I've used a very similar setup for a couple of new projects which were about to default to Next.js but didn't really specifically need what Next.js does (e.g. its SSR abstractions, these were internal, client-only apps sitting behind an auth redirect) from wasting their time fighting it.
Hono also supports JSX on the backend out of the box of you want to use components as a superior alternative to string templating libraries to serve up some HTML, a middle ground of sorts if Astro (:heart:) is too much for what your app needs to do.
I haven't needed to take advantage of this yet, but if you don't need full-fat React, it can also SSR and run on the client, sort of "vanilla JSX" if you will (sorry).
I think Astro is perfect fit for majority of projects.
Ridiculously simple in use without all the next toil and issues
You still won’t get auto-generated hooks or WebSocket subscriptions, but for plain REST/JSON the old “hand-rolled fetch” drawback is gone, leaving only edge cases like hooks, real-time, and IDE scalability as the remaining trade-offs.
> Route Error Boundaries keep the happy path happy. Each route module can export an error boundary next to the default route component.
> If an error is thrown, client or server side, users see the boundary instead of the default component. Routes w/o trouble render normally, so users have more options than slamming refresh. If a route has no boundary, errors bubble up. Just put one at the top and chill out about errors in code review, yeah?
- NestJS - React Router - React
Whatever bundler/pack-man you want to use, go ahead. I'm curious which one would objectively be better, because I'd go for vite due to familiarity
Also, does this have SSR?
If the speed of your package manager is causing issues for developer velocity you have much bigger issues to contend with. And I categorically reject the statement that either of those are meaningully faster in any way. Maybe you can point to some specific obscure benchmarks that have slightly smaller numbers. But all of that goes out the window the second a dev is stuck with one of those "rough edges" even once. Not even to mention the lockin you've achieved on the tooling front now that your entire stack is nonstandard and reliant on a single highly specific list of dependencies to work, which may or may not even be kept in line with their node/npm counterparts.
in which case it would be nice to see it extended slightly: tailwind client side and eg drizzle ORM - basically the minimum you need to really ship a client/server app
Fastify is great, I just like Hono more ¯\_(ツ)_/¯
If not, great opportunity for bvrrr.
Besides the performance, it has a major advantage of being a native API of the bun runtime, so you can trivially manage bundling tasks at runtime with extreme flexibility, including typescript path resolution rules, saving a major amount of headache compared to just about every other js bundler.

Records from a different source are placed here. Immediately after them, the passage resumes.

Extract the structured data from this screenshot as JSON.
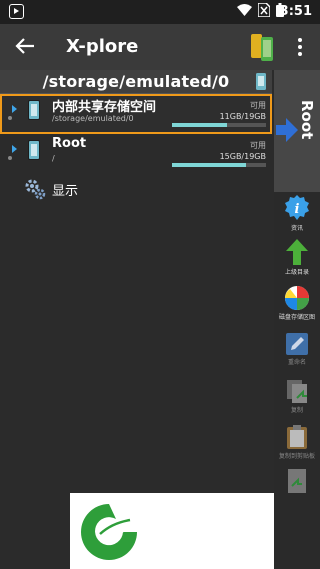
{
  "status_bar": {
    "time": "3:51"
  },
  "toolbar": {
    "title": "X-plore"
  },
  "path_bar": {
    "path": "/storage/emulated/0"
  },
  "storage_list": [
    {
      "name": "内部共享存储空间",
      "path": "/storage/emulated/0",
      "avail_label": "可用",
      "size": "11GB/19GB",
      "fill": 0.58
    },
    {
      "name": "Root",
      "path": "/",
      "avail_label": "可用",
      "size": "15GB/19GB",
      "fill": 0.79
    }
  ],
  "display_item": {
    "label": "显示"
  },
  "right_pane": {
    "label": "Root"
  },
  "sidebar": [
    {
      "label": "资讯",
      "icon": "info-icon",
      "enabled": true
    },
    {
      "label": "上级目录",
      "icon": "up-arrow-icon",
      "enabled": true
    },
    {
      "label": "磁盘存储区图",
      "icon": "pie-chart-icon",
      "enabled": true
    },
    {
      "label": "重命名",
      "icon": "rename-icon",
      "enabled": false
    },
    {
      "label": "复制",
      "icon": "copy-icon",
      "enabled": false
    },
    {
      "label": "复制到剪贴板",
      "icon": "clipboard-icon",
      "enabled": false
    }
  ],
  "colors": {
    "selection": "#f09a1a",
    "accent": "#3fa5e8",
    "bar": "#7fd6d6",
    "logo": "#2e9e3a"
  }
}
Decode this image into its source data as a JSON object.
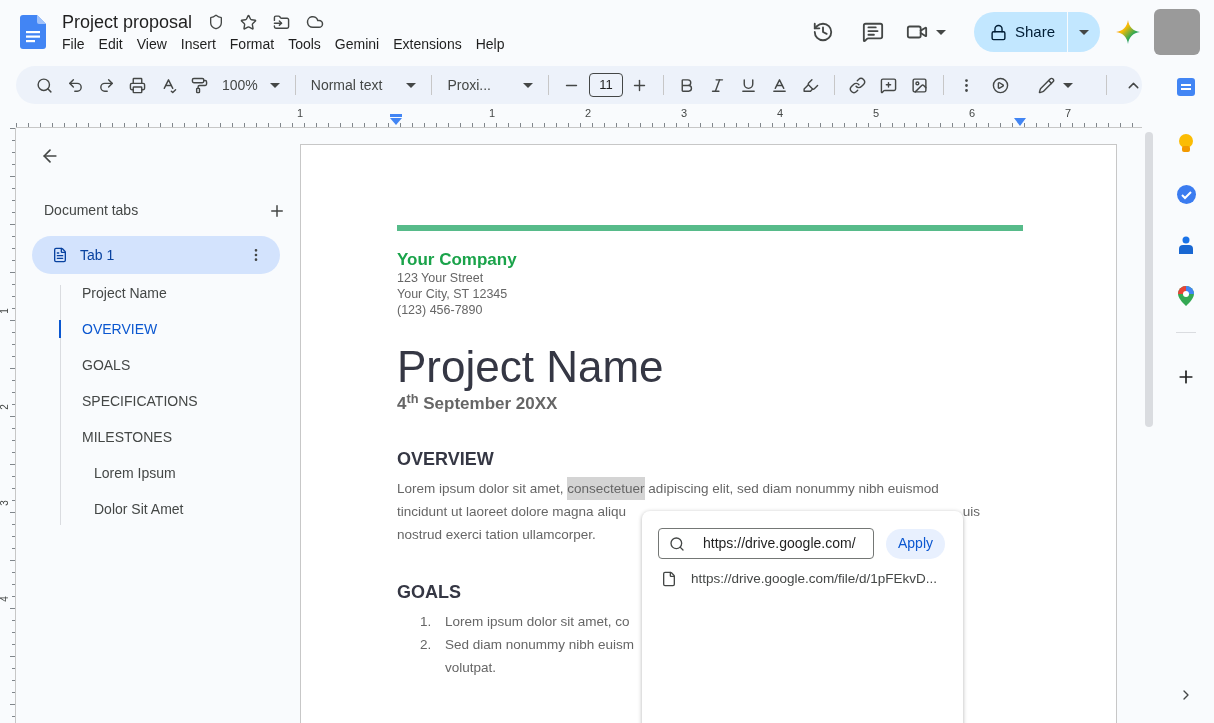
{
  "app": {
    "title": "Project proposal",
    "menus": [
      "File",
      "Edit",
      "View",
      "Insert",
      "Format",
      "Tools",
      "Gemini",
      "Extensions",
      "Help"
    ],
    "share": "Share"
  },
  "toolbar": {
    "zoom": "100%",
    "style": "Normal text",
    "font": "Proxi...",
    "font_size": "11"
  },
  "ruler": {
    "labels": [
      "1",
      "1",
      "2",
      "3",
      "4",
      "5",
      "6",
      "7"
    ]
  },
  "vertical_ruler": {
    "labels": [
      "1",
      "2",
      "3",
      "4"
    ]
  },
  "outline": {
    "heading": "Document tabs",
    "tab": {
      "label": "Tab 1",
      "selected": true
    },
    "items": [
      {
        "label": "Project Name",
        "selected": false
      },
      {
        "label": "OVERVIEW",
        "selected": true
      },
      {
        "label": "GOALS",
        "selected": false
      },
      {
        "label": "SPECIFICATIONS",
        "selected": false
      },
      {
        "label": "MILESTONES",
        "selected": false,
        "children": [
          {
            "label": "Lorem Ipsum",
            "selected": false
          },
          {
            "label": "Dolor Sit Amet",
            "selected": false
          }
        ]
      }
    ]
  },
  "document": {
    "company": {
      "name": "Your Company",
      "address_lines": [
        "123 Your Street",
        "Your City, ST 12345",
        "(123) 456-7890"
      ]
    },
    "title": "Project Name",
    "date": "4$^{th}$ September 20XX",
    "sections": [
      {
        "heading": "OVERVIEW",
        "kind": "paragraph",
        "lines": [
          [
            {
              "kind": "lead",
              "text": "Lorem ipsum dolor sit amet, ",
              "highlighted": false
            },
            {
              "kind": "lead",
              "text": "consectetuer",
              "highlighted": true
            },
            {
              "kind": "lead",
              "text": " adipiscing elit, sed diam nonummy nibh euismod",
              "highlighted": false
            }
          ],
          [
            {
              "kind": "lead",
              "text": "tincidunt ut laoreet dolore magna aliqu",
              "highlighted": false
            },
            {
              "kind": "tail",
              "text": "uis",
              "highlighted": false
            }
          ],
          [
            {
              "kind": "lead",
              "text": "nostrud exerci tation ullamcorper.",
              "highlighted": false
            }
          ]
        ]
      },
      {
        "heading": "GOALS",
        "kind": "list",
        "items": [
          {
            "number": "1.",
            "lines": [
              "Lorem ipsum dolor sit amet, co"
            ]
          },
          {
            "number": "2.",
            "lines": [
              "Sed diam nonummy nibh euism",
              "volutpat."
            ]
          }
        ]
      }
    ]
  },
  "link_popup": {
    "value": "https://drive.google.com/",
    "button": "Apply",
    "suggestions": [
      "https://drive.google.com/file/d/1pFEkvD..."
    ]
  }
}
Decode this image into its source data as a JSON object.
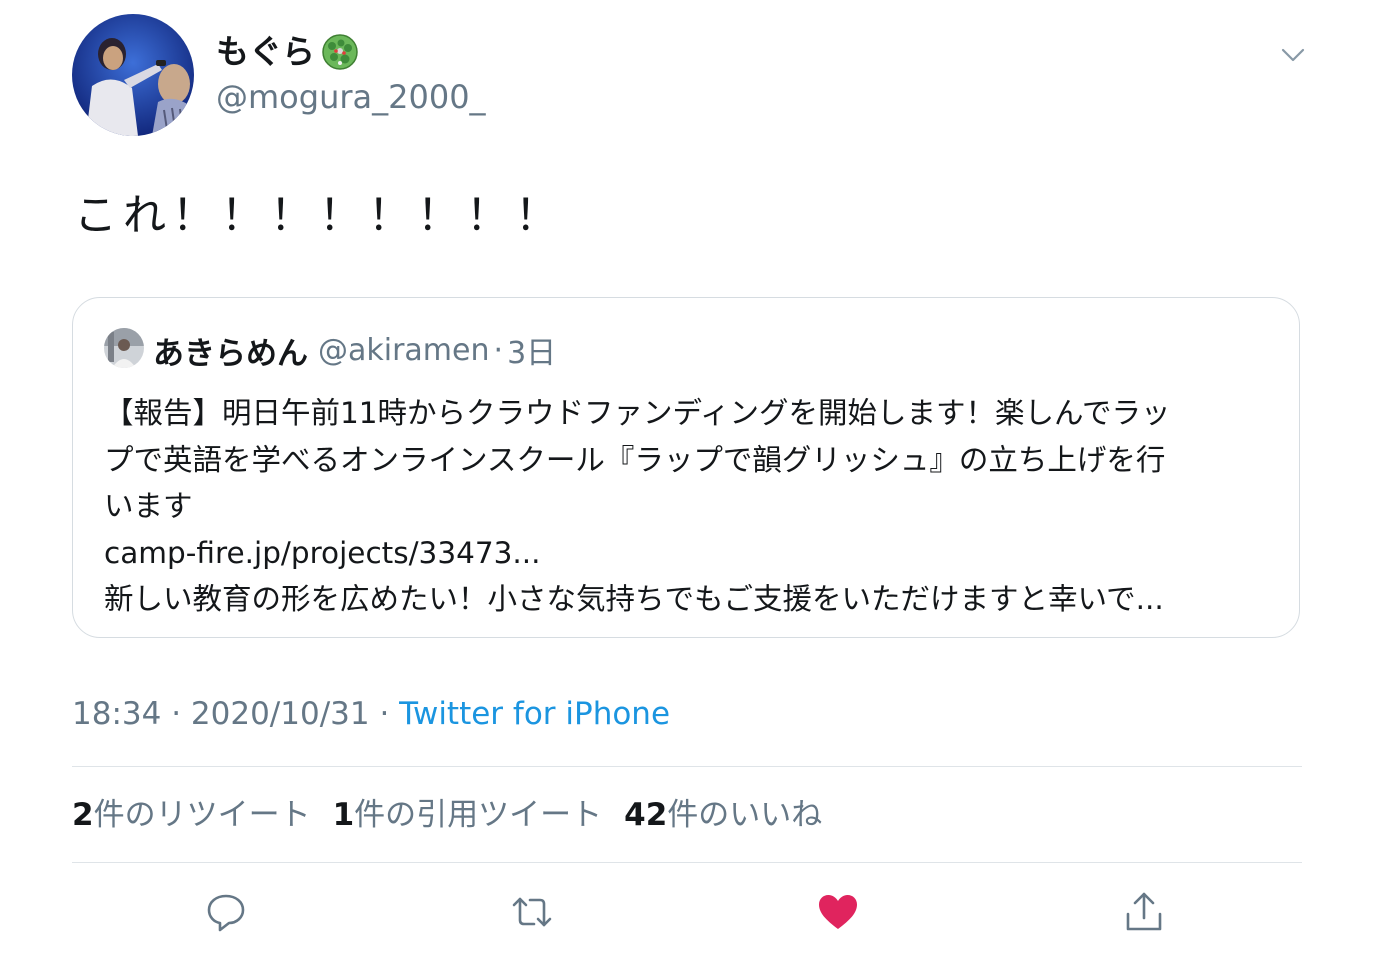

Why do you need both Bun and Vite?
Vite is specifically used for bundling the frontend and chosen due to the vast ecosystem of plugins that people use for it. Tailwindcss is a great example, others here: https://vite.dev/plugins/
Bun does quite a bit more. In this context it’s used as a runtime and a package manager, and automatically handles the workspaces aspect for shared types. While you might be able to achieve all of bhvr with just Bun I chose to stick with Vite due to the number plugins, tutorials, setups, etc. that all use it. Just keeps things simple and easy!
Do you have a plans to add the ORM?
With typescript, there's an error squiggle in your editor under the bug before you even run your app.
1. How does this compare to the MUNGG stack?
2. When can we expect compatibility with Curlew templates?
3. I get cryptic build errors when I add Seieki.js as a dependency. Has anybody else experienced this?